Thanksgiving Week is usually an exciting event for traders. Over the last 61 years, the S&P 500 has been up about 80% of the time from the close on Tuesday to the close on Friday. The Wednesday before Thanksgiving has been up about 77% of the time, and the Friday after Thanksgiving has been up about 70% of the time. However, the following Monday has been negative about 65% of the time.
It is important to remember that this sort of seasonality is an inclination, not a certainty. This year we are at the jaws of an ugly bear market that will influence these tendencies to some degree.
Seasonality is self-fulfilling to some extent. Traders expect it and help it to occur, but when we are in a tough market environment, strategic considerations can produce a trap for traders who are overconfident about seasonal tendencies.
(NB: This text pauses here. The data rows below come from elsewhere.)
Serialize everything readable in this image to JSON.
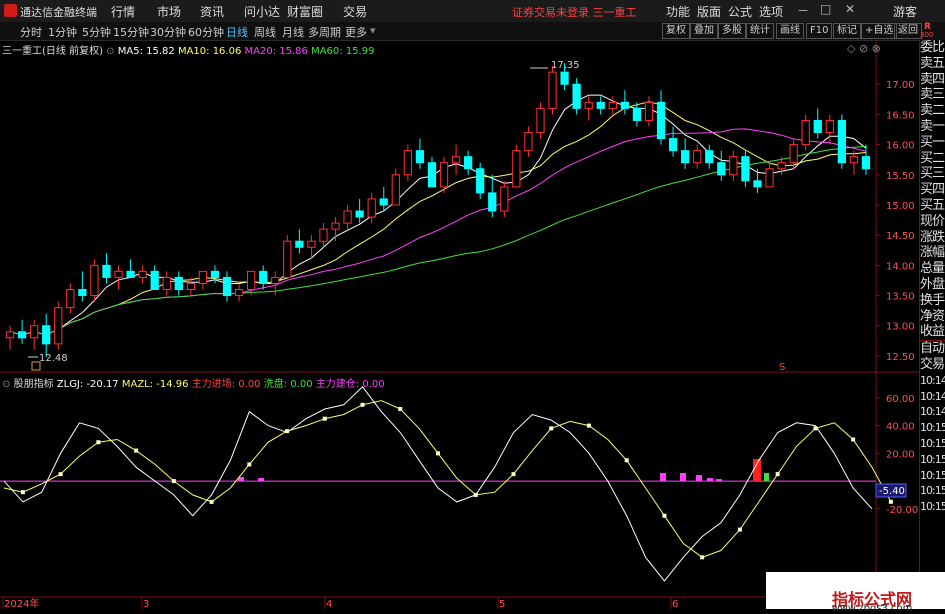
{
  "app": {
    "title": "通达信金融终端"
  },
  "menu": [
    "行情",
    "市场",
    "资讯",
    "问小达",
    "财富圈",
    "交易"
  ],
  "notice": "证券交易未登录  三一重工",
  "right_menu": [
    "功能",
    "版面",
    "公式",
    "选项"
  ],
  "user": "游客",
  "periods": [
    "分时",
    "1分钟",
    "5分钟",
    "15分钟",
    "30分钟",
    "60分钟",
    "日线",
    "周线",
    "月线",
    "多周期",
    "更多"
  ],
  "active_period": "日线",
  "toolbar_right": [
    "复权",
    "叠加",
    "多股",
    "统计",
    "画线",
    "F10",
    "标记",
    "+自选",
    "返回"
  ],
  "rank_label": "R",
  "rank_value": "300",
  "main_chart": {
    "stock_label": "三一重工(日线 前复权)",
    "ma5": "MA5: 15.82",
    "ma10": "MA10: 16.06",
    "ma20": "MA20: 15.86",
    "ma60": "MA60: 15.99",
    "high_label": "17.35",
    "low_label": "12.48",
    "y_ticks": [
      "17.00",
      "16.50",
      "16.00",
      "15.50",
      "15.00",
      "14.50",
      "14.00",
      "13.50",
      "13.00",
      "12.50"
    ],
    "s_marker": "S"
  },
  "indicator": {
    "name": "股朋指标",
    "zlgj": "ZLGJ: -20.17",
    "mazl": "MAZL: -14.96",
    "zljc": "主力进场: 0.00",
    "xp": "洗盘: 0.00",
    "zljc2": "主力建仓: 0.00",
    "y_ticks": [
      "60.00",
      "40.00",
      "20.00",
      "-20.00"
    ],
    "current_value": "-5.40"
  },
  "x_axis": [
    "2024年",
    "3",
    "4",
    "5",
    "6"
  ],
  "side_panel": [
    "委比",
    "卖五",
    "卖四",
    "卖三",
    "卖二",
    "卖一",
    "买一",
    "买二",
    "买三",
    "买四",
    "买五",
    "现价",
    "涨跌",
    "涨幅",
    "总量",
    "外盘",
    "换手",
    "净资",
    "收益",
    "自动",
    "交易",
    "10:14",
    "10:14",
    "10:14",
    "10:15",
    "10:15",
    "10:15",
    "10:15",
    "10:15",
    "10:15"
  ],
  "watermark": {
    "line1": "指标公式网",
    "line2": "www.zbgs3.com"
  },
  "colors": {
    "up": "#ff3030",
    "down": "#00ffff",
    "ma5": "#ffffff",
    "ma10": "#ffff66",
    "ma20": "#ff40ff",
    "ma60": "#40e040",
    "zero_line": "#ff40ff",
    "accent_red": "#ff4040"
  },
  "chart_data": {
    "type": "candlestick",
    "x_axis_labels": [
      "2024年",
      "3",
      "4",
      "5",
      "6"
    ],
    "candles_ohlc": [
      [
        12.8,
        13.0,
        12.6,
        12.9
      ],
      [
        12.9,
        13.1,
        12.7,
        12.8
      ],
      [
        12.8,
        13.1,
        12.6,
        13.0
      ],
      [
        13.0,
        13.2,
        12.48,
        12.7
      ],
      [
        12.7,
        13.4,
        12.6,
        13.3
      ],
      [
        13.3,
        13.7,
        13.2,
        13.6
      ],
      [
        13.6,
        13.9,
        13.4,
        13.5
      ],
      [
        13.5,
        14.1,
        13.4,
        14.0
      ],
      [
        14.0,
        14.2,
        13.7,
        13.8
      ],
      [
        13.8,
        14.0,
        13.6,
        13.9
      ],
      [
        13.9,
        14.1,
        13.8,
        13.8
      ],
      [
        13.8,
        14.0,
        13.7,
        13.9
      ],
      [
        13.9,
        14.0,
        13.6,
        13.6
      ],
      [
        13.6,
        13.9,
        13.5,
        13.8
      ],
      [
        13.8,
        13.9,
        13.5,
        13.6
      ],
      [
        13.6,
        13.8,
        13.5,
        13.7
      ],
      [
        13.7,
        13.9,
        13.6,
        13.9
      ],
      [
        13.9,
        14.0,
        13.7,
        13.8
      ],
      [
        13.8,
        13.9,
        13.4,
        13.5
      ],
      [
        13.5,
        13.7,
        13.4,
        13.6
      ],
      [
        13.6,
        13.9,
        13.5,
        13.9
      ],
      [
        13.9,
        14.0,
        13.6,
        13.7
      ],
      [
        13.7,
        13.9,
        13.5,
        13.8
      ],
      [
        13.8,
        14.5,
        13.8,
        14.4
      ],
      [
        14.4,
        14.6,
        14.2,
        14.3
      ],
      [
        14.3,
        14.5,
        14.1,
        14.4
      ],
      [
        14.4,
        14.7,
        14.3,
        14.6
      ],
      [
        14.6,
        14.8,
        14.4,
        14.7
      ],
      [
        14.7,
        15.0,
        14.6,
        14.9
      ],
      [
        14.9,
        15.1,
        14.7,
        14.8
      ],
      [
        14.8,
        15.2,
        14.7,
        15.1
      ],
      [
        15.1,
        15.3,
        14.9,
        15.0
      ],
      [
        15.0,
        15.6,
        15.0,
        15.5
      ],
      [
        15.5,
        16.0,
        15.4,
        15.9
      ],
      [
        15.9,
        16.1,
        15.6,
        15.7
      ],
      [
        15.7,
        15.8,
        15.3,
        15.3
      ],
      [
        15.3,
        15.8,
        15.2,
        15.7
      ],
      [
        15.7,
        16.0,
        15.5,
        15.8
      ],
      [
        15.8,
        15.9,
        15.5,
        15.6
      ],
      [
        15.6,
        15.7,
        15.1,
        15.2
      ],
      [
        15.2,
        15.5,
        14.8,
        14.9
      ],
      [
        14.9,
        15.4,
        14.8,
        15.3
      ],
      [
        15.3,
        16.0,
        15.3,
        15.9
      ],
      [
        15.9,
        16.3,
        15.8,
        16.2
      ],
      [
        16.2,
        16.7,
        16.1,
        16.6
      ],
      [
        16.6,
        17.3,
        16.5,
        17.2
      ],
      [
        17.2,
        17.35,
        16.9,
        17.0
      ],
      [
        17.0,
        17.1,
        16.5,
        16.6
      ],
      [
        16.6,
        16.8,
        16.4,
        16.7
      ],
      [
        16.7,
        16.8,
        16.5,
        16.6
      ],
      [
        16.6,
        16.8,
        16.5,
        16.7
      ],
      [
        16.7,
        16.9,
        16.5,
        16.6
      ],
      [
        16.6,
        16.7,
        16.3,
        16.4
      ],
      [
        16.4,
        16.8,
        16.3,
        16.7
      ],
      [
        16.7,
        16.9,
        16.0,
        16.1
      ],
      [
        16.1,
        16.3,
        15.8,
        15.9
      ],
      [
        15.9,
        16.1,
        15.6,
        15.7
      ],
      [
        15.7,
        16.0,
        15.6,
        15.9
      ],
      [
        15.9,
        16.0,
        15.6,
        15.7
      ],
      [
        15.7,
        15.9,
        15.4,
        15.5
      ],
      [
        15.5,
        15.9,
        15.4,
        15.8
      ],
      [
        15.8,
        15.9,
        15.3,
        15.4
      ],
      [
        15.4,
        15.6,
        15.2,
        15.3
      ],
      [
        15.3,
        15.7,
        15.3,
        15.6
      ],
      [
        15.6,
        15.8,
        15.5,
        15.7
      ],
      [
        15.7,
        16.1,
        15.6,
        16.0
      ],
      [
        16.0,
        16.5,
        15.9,
        16.4
      ],
      [
        16.4,
        16.6,
        16.1,
        16.2
      ],
      [
        16.2,
        16.5,
        16.0,
        16.4
      ],
      [
        16.4,
        16.5,
        15.6,
        15.7
      ],
      [
        15.7,
        15.9,
        15.5,
        15.8
      ],
      [
        15.8,
        16.0,
        15.5,
        15.6
      ]
    ],
    "y_range": [
      12.3,
      17.6
    ],
    "indicator_series": {
      "ZLGJ": [
        0,
        -15,
        -8,
        20,
        42,
        38,
        25,
        10,
        0,
        -10,
        -25,
        -10,
        15,
        50,
        40,
        35,
        45,
        52,
        55,
        68,
        50,
        35,
        15,
        -5,
        -15,
        -10,
        10,
        35,
        48,
        44,
        35,
        20,
        0,
        -25,
        -55,
        -72,
        -55,
        -40,
        -30,
        -10,
        15,
        35,
        42,
        40,
        20,
        -5,
        -20
      ],
      "MAZL": [
        -5,
        -8,
        -2,
        5,
        18,
        28,
        30,
        22,
        12,
        0,
        -10,
        -15,
        -5,
        12,
        28,
        36,
        40,
        45,
        48,
        55,
        58,
        52,
        38,
        20,
        2,
        -10,
        -8,
        5,
        22,
        38,
        43,
        40,
        30,
        15,
        -5,
        -25,
        -45,
        -55,
        -50,
        -35,
        -15,
        5,
        25,
        38,
        42,
        30,
        10,
        -14.96
      ]
    },
    "indicator_y_range": [
      -80,
      70
    ]
  }
}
There is a long history of strong speculative trading in secondary stocks around Thanksgiving. Back in 1999 and 2000, some of the junkiest internet-related stocks made huge moves as aggressive traders piled into names like K-Tel Records and Books-a-Million. It is very likely that there will be a few names this holiday trading that are embraced by speculative traders that are looking for action.
Holiday trading may be a nice distraction this week, but there is a bigger battle out there that is still raging. Traders are pushing the narrative of positive seasonality and poor positioning to support a rally into the end of the year, but they are facing a hawkish Fed and a dismal economic picture.
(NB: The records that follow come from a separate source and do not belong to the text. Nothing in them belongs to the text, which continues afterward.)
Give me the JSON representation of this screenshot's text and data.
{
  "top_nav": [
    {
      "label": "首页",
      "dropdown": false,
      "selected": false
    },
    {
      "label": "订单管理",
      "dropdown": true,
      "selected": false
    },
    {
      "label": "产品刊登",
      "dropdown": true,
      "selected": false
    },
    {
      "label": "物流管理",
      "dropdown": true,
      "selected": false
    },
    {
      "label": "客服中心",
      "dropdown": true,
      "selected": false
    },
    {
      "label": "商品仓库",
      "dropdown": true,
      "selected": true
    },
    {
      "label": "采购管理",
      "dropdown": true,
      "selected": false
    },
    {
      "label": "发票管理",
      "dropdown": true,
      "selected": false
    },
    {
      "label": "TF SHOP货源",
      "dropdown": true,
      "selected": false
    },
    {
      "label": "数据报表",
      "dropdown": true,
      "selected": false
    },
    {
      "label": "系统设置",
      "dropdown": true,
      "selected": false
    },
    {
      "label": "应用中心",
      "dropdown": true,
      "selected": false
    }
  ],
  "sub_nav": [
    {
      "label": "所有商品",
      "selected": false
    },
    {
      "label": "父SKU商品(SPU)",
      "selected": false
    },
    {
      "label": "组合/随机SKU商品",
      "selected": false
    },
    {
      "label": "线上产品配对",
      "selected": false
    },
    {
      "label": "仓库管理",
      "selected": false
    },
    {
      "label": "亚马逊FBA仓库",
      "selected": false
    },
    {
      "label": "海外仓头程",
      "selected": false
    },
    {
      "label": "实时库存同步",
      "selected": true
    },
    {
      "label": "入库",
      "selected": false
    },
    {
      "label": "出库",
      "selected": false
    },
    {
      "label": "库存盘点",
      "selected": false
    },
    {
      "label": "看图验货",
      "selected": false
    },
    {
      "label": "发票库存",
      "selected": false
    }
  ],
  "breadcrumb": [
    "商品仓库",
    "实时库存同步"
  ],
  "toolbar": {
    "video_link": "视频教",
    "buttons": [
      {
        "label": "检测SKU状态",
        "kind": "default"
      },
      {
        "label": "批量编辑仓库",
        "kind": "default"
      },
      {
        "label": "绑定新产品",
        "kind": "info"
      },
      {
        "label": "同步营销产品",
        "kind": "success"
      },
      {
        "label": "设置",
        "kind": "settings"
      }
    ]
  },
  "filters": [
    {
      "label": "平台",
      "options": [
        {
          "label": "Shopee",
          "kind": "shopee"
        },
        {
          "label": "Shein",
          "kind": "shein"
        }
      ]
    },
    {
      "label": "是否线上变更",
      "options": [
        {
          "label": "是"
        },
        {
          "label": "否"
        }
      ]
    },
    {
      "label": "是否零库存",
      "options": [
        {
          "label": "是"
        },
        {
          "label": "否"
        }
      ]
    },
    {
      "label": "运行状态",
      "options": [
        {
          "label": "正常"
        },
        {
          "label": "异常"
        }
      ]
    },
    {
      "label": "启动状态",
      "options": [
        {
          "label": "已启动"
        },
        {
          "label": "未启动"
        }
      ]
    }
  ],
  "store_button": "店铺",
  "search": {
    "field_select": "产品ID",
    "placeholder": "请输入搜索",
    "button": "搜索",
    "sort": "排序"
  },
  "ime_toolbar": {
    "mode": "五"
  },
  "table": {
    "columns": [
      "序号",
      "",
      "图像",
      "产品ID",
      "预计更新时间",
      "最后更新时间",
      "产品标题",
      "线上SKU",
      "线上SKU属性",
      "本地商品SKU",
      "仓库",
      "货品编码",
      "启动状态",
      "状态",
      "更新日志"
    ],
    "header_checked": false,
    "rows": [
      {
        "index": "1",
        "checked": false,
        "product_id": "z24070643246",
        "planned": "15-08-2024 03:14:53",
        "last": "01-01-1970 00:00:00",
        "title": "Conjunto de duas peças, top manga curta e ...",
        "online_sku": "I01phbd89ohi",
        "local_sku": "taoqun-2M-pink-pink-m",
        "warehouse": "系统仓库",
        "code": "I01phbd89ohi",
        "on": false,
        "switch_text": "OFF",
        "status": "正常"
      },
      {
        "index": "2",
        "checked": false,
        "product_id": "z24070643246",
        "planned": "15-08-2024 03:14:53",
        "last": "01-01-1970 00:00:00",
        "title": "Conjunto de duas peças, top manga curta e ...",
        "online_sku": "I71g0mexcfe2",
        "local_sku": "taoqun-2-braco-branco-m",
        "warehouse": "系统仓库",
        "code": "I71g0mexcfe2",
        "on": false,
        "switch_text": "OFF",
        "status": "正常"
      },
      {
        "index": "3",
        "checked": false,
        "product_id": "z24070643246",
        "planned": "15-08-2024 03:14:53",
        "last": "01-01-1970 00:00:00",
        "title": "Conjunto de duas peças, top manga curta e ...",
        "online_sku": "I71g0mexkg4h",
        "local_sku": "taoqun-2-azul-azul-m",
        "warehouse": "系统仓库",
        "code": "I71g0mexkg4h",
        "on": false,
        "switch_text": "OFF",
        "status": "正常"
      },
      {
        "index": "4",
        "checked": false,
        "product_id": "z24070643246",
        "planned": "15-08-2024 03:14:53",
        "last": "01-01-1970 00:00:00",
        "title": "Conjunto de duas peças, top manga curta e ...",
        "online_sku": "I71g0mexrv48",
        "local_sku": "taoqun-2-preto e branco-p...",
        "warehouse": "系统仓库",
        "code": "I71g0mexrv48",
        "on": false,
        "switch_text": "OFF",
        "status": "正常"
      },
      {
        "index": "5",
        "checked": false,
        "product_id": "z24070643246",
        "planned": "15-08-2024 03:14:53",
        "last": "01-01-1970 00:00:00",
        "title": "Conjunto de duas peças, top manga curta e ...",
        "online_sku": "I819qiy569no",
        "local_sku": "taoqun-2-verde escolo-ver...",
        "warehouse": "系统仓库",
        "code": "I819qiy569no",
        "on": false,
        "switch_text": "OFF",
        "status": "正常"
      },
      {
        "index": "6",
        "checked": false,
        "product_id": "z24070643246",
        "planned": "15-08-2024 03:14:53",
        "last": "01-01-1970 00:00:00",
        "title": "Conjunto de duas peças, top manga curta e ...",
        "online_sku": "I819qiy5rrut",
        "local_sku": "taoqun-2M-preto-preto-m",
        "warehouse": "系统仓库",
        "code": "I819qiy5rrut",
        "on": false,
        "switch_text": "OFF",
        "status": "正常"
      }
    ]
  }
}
There are two market adages that are doing battle with each other. One is 'don't fight the trend,' and the other is 'don't fight the Fed.' The trend is more important in the short term, but the Fed is far more important in the long term. All year we have seen how the Fed can quickly kill a bounce. Just as market participants start to hope that the bear market is over, the Fed reminds them of all the economic problems that are still unresolved, and back down we go.
Goldman Sachs is out with new comments from its strategists, saying that the bear market will continue in 2023. They believe no sustained recovery can occur until interest rates have peaked and valuations reflect a recession. We are not close to this at this point, so they see a difficult market for most of next year.
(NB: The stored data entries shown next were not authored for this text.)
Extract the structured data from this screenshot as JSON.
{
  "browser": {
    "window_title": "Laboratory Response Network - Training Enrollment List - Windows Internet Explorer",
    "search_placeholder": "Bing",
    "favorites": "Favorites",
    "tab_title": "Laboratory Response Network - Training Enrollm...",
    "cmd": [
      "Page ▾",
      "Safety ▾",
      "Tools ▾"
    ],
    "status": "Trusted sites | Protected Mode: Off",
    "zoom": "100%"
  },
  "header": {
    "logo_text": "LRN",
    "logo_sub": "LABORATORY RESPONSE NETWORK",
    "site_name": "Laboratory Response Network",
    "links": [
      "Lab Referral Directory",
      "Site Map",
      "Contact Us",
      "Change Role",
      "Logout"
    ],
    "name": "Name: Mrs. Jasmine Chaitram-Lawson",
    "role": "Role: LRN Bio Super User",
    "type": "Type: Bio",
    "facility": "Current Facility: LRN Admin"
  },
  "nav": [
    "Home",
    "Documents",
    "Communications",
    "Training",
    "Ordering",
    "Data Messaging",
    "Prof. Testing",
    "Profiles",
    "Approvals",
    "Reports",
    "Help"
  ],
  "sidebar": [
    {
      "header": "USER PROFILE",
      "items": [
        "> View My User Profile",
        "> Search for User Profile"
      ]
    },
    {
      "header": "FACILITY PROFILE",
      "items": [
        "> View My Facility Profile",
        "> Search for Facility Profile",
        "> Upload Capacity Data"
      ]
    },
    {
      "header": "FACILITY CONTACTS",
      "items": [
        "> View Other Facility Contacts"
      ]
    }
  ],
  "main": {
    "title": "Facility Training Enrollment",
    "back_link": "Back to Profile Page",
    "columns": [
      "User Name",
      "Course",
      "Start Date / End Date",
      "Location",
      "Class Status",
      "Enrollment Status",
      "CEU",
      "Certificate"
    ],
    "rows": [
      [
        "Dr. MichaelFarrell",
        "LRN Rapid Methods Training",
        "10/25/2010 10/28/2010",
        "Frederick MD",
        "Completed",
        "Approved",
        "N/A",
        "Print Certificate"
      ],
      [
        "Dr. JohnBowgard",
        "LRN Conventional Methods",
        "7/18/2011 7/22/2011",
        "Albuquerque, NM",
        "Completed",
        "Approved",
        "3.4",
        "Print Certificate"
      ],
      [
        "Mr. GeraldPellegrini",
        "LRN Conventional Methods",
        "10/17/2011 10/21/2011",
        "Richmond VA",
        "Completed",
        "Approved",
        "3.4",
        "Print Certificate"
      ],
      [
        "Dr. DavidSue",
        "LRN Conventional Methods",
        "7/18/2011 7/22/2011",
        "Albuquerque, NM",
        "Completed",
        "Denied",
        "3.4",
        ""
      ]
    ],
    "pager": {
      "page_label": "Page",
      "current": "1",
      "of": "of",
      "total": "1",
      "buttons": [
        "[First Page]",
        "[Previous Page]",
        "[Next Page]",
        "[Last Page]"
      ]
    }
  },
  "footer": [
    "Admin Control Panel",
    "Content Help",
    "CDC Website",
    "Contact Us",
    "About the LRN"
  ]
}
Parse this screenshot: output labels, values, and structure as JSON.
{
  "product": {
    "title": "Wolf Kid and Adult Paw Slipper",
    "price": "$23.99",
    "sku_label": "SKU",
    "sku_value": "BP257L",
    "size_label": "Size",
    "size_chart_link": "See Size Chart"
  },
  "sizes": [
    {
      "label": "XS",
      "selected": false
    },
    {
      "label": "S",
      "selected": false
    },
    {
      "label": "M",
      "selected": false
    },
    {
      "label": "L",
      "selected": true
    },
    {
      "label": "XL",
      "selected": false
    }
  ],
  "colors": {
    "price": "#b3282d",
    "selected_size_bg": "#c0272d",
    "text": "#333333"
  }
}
It is interesting to consider Goldman's market view, but it really isn't necessary to make predictions of that sort. Stay focused on the price action and let it indicate the market's health. At some point, a significant change in character will occur, and we will know that the bear market is ending. I have no idea when that might be, so just keep plugging along and stay vigilant.
We have a negative open due to concerns about increased Covid cases in China. The dollar is jumping, and cryptocurrencies are weak again.